TitleEffect of neighborhood exposures on changes in weight among women in Cebu, Philippines (1983-2002)
Publication TypeJournal Article
Year of Publication2008
AuthorsColchero, MA, Bishai, D
JournalAmerican Journal of Epidemiology
Volume167
Pagination615-623
Date PublishedMar 1
ISBN Number1476-6256; 0002-9262
Accession Number18158324
KeywordsAdult, Aged, Anthropometry, Body Mass Index, Developing Countries, Electricity, Environment, Female, Health Status Indicators, Humans, Middle Aged, Newspapers, Obesity/economics/epidemiology/prevention & control, Philippines/epidemiology, Population Density, Postal Service, Poverty, Public Facilities/classification, Questionnaires, Residence Characteristics/classification, Socioeconomic Factors, Telephone
Abstract

The authors aimed to identify the contributions of community factors to weight change in a cohort of women from Metropolitan Cebu, Philippines, between 1983 and 2002. The authors created a three-level random-intercept model to see whether mean body mass index (BMI; weight (kg)/height (m)(2)) varied by individual- and cluster-level variables and identified community characteristics associated with changes in BMI among 2,952 nonpregnant women.

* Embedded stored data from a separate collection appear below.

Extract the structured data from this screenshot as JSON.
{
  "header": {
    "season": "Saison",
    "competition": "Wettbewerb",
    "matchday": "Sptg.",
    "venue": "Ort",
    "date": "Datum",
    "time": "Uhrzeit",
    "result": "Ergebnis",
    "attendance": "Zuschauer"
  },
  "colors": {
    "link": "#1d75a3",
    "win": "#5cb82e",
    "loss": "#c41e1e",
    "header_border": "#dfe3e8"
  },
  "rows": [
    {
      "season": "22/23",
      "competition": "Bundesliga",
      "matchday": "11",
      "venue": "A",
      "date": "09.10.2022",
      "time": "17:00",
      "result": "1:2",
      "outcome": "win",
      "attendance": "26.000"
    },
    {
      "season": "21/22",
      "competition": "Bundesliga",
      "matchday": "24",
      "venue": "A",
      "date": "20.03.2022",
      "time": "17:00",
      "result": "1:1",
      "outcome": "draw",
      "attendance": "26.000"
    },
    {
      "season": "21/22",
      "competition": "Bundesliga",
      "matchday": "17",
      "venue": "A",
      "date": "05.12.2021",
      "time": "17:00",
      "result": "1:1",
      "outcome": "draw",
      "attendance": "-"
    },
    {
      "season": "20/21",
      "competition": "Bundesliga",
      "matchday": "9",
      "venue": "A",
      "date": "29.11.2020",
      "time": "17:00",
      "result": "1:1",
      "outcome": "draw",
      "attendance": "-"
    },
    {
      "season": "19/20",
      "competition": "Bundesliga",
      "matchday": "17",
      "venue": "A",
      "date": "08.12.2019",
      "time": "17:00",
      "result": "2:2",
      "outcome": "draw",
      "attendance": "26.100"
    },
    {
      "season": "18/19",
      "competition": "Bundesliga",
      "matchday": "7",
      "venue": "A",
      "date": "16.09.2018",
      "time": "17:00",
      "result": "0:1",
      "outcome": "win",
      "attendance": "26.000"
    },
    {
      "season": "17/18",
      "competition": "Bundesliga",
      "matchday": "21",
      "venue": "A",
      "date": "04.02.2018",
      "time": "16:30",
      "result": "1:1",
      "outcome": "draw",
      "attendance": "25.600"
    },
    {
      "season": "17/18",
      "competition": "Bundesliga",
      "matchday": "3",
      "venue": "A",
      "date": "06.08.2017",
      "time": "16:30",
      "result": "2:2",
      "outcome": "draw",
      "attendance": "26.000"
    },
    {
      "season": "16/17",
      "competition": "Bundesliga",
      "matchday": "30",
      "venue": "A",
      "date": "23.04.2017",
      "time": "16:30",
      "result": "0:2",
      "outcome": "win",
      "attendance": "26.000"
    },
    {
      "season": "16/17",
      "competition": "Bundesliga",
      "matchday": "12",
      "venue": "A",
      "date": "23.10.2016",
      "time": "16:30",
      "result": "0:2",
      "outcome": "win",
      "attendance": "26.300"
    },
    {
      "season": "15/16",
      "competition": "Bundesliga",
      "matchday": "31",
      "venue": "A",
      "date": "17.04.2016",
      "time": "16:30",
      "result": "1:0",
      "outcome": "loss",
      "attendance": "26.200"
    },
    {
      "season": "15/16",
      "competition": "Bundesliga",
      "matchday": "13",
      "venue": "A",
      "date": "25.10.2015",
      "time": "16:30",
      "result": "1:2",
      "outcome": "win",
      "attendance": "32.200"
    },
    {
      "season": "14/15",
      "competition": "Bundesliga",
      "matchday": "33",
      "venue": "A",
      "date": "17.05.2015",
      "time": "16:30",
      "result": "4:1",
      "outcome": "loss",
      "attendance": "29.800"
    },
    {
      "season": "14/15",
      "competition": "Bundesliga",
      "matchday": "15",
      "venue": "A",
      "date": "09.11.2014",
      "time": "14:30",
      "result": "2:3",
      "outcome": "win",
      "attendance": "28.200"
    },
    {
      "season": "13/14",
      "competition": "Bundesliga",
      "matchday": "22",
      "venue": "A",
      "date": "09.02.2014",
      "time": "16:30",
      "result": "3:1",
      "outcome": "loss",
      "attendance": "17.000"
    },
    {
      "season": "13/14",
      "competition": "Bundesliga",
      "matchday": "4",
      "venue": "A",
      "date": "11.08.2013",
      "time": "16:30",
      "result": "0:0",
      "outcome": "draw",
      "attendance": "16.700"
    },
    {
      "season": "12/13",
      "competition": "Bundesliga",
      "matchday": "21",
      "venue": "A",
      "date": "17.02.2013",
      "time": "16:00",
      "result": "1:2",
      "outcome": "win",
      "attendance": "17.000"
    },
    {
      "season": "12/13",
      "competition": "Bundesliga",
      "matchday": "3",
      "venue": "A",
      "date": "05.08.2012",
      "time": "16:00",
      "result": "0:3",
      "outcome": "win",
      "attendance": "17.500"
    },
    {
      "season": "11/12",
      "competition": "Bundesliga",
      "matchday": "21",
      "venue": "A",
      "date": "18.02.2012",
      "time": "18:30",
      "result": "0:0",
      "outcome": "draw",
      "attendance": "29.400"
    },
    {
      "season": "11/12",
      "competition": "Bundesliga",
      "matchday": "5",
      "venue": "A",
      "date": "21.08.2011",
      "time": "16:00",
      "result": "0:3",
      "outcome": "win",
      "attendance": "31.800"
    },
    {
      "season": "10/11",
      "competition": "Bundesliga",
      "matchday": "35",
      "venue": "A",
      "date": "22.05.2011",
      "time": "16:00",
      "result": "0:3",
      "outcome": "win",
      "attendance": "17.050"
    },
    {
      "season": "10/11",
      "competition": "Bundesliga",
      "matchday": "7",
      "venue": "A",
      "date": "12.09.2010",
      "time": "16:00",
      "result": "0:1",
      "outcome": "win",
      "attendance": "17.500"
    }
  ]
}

The average BMI among women living in places with four public amenities (telephones, electricity, mail delivery, and newspapers) was 0.16 kg/m(2) (95% confidence interval: 0.07, 0.26) higher than that of women living in places with fewer than three amenities. An increase in population density of 10,000 persons per km(2) was associated with a BMI increase of 0.09 kg/m(2) (95% confidence interval: 0.05, 0.13). A model with interactions revealed that the effect of population density increased significantly over time. These findings confirm earlier observations that in low-income countries, obesity starts among the wealthiest communities. Secondary and tertiary prevention policies designed to reduce obesity should be implemented in the most economically developed areas first. Primary prevention would be most needed in less developed areas, where the obesity epidemic is just beginning.